M. Mérimée a bien voulu me communiquer un dessin d'après ce fragment de peinture, où le chat jouant le rôle principal rapporte les oiseaux à son maître, qui attend dans une barque. Ces sortes de représentations où figurent les chats, appartiennent à la XVIIIe & à la XIXe dynastie (vers 1638 & 1440 avant J.-C.).
Un des monuments les plus anciens relatifs à cet animal existe dans la nécropole de Thèbes, renfermant le tombeau de Hana, sur la stèle duquel se tient debout la statue de ce roi, ayant entre ses pieds son chat nommé Bouhaki.
Le roi Hana paraît avoir fait partie de la XIe dynastie; dans tous les cas, il est antérieur à Ramsès VII, de la XXe, qui fit explorer ce tombeau.
Au milieu des figurines égyptiennes en bronze ou en terre émaillée de nos musées, on remarque souvent un chat accroupi portant gravé sur son collier l'œil symbolique, emblème du soleil.

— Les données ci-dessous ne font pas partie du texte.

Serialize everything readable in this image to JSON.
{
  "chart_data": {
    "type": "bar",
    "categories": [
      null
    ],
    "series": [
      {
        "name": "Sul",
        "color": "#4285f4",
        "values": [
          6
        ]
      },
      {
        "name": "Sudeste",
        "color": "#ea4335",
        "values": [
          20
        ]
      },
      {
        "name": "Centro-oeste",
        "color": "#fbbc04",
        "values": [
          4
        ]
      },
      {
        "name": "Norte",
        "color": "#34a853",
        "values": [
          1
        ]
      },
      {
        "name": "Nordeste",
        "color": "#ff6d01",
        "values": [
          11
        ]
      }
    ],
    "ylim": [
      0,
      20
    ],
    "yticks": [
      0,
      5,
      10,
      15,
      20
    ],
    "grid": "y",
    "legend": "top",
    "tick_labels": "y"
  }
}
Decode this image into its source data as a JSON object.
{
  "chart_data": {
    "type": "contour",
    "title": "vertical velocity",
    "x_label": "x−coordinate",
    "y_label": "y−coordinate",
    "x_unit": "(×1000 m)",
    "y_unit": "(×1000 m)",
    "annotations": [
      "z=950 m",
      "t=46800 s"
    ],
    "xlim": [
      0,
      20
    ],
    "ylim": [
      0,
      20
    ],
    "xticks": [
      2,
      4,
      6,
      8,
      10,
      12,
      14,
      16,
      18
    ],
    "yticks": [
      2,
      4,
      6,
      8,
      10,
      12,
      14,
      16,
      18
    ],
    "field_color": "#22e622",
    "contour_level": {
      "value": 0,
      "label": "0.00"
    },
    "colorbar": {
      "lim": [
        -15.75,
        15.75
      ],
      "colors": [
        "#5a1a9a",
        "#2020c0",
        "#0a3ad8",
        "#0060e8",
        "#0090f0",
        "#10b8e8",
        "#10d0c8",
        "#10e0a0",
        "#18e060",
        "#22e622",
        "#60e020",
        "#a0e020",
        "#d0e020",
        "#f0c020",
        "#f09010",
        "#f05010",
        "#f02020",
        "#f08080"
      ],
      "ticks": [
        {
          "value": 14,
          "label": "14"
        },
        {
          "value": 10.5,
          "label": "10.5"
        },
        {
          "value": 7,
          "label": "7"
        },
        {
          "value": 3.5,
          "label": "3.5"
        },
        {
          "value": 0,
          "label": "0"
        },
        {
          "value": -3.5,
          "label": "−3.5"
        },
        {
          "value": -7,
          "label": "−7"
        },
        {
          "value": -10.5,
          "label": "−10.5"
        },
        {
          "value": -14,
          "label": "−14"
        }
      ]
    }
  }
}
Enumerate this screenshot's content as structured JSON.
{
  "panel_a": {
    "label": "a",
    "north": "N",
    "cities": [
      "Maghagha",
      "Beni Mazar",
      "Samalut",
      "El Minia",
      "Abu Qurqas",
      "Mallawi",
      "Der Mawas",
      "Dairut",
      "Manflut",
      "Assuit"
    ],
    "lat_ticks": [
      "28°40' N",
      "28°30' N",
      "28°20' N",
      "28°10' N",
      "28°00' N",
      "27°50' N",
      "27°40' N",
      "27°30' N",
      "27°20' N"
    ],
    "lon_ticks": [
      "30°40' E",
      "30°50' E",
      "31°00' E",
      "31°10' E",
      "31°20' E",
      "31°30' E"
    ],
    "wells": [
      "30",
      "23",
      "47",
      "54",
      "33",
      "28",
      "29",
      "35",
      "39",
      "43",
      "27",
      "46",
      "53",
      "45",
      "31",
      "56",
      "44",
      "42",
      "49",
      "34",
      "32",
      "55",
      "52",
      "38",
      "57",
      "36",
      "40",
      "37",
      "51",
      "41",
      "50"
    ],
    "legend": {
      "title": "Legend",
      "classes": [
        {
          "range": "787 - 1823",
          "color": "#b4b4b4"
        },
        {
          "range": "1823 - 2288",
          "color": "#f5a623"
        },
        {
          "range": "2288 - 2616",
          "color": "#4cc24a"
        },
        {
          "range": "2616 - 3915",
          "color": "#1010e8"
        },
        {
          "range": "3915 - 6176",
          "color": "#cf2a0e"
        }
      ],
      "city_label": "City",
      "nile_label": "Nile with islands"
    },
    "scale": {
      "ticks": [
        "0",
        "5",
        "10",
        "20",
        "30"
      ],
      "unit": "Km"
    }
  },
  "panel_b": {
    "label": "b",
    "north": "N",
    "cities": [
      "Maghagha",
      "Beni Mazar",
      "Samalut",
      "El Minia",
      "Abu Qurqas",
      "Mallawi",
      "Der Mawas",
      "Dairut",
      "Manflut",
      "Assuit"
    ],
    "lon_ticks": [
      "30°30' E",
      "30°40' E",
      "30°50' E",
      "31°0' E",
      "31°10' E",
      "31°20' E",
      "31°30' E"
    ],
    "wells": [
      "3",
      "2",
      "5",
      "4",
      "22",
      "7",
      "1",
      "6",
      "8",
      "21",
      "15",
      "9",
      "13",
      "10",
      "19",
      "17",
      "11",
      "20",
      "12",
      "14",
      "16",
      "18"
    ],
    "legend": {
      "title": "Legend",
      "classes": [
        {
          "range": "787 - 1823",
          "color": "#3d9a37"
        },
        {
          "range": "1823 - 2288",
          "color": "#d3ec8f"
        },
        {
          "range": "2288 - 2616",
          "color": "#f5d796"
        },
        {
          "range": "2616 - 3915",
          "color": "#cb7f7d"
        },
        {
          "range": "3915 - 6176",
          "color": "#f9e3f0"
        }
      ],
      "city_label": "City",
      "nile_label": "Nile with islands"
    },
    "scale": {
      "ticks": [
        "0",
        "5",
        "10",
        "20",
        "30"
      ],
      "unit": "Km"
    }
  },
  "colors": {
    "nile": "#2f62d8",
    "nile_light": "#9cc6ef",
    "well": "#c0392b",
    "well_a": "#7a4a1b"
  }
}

Les oreilles percées de l'animal étaient en ce cas ornées de bijoux en or.
Le chat est également représenté sur quelques médailles du nome de Bubastis, où la déesse Bast (la Bubastis des Grecs) était particulièrement révérée. Cette déesse, forme secondaire de Pascht, prend d'habitude la tête d'une chatte & porte dans sa main le sistre, symbole de l'harmonie du monde. Les chats qui, de leur vivant, avaient été honorés dans le temple de Pascht, comme image vivante de cette déesse, étaient, après leur mort, embaumés & ensevelis avec pompe.
Diverses statues funéraires de femmes portent l'inscription TECHAU, la chatte, en signe de patronage de la déesse Bast. Quelques hommes aujourd'hui appellent leur femme ma chatte, sans arrière-idée hiératique.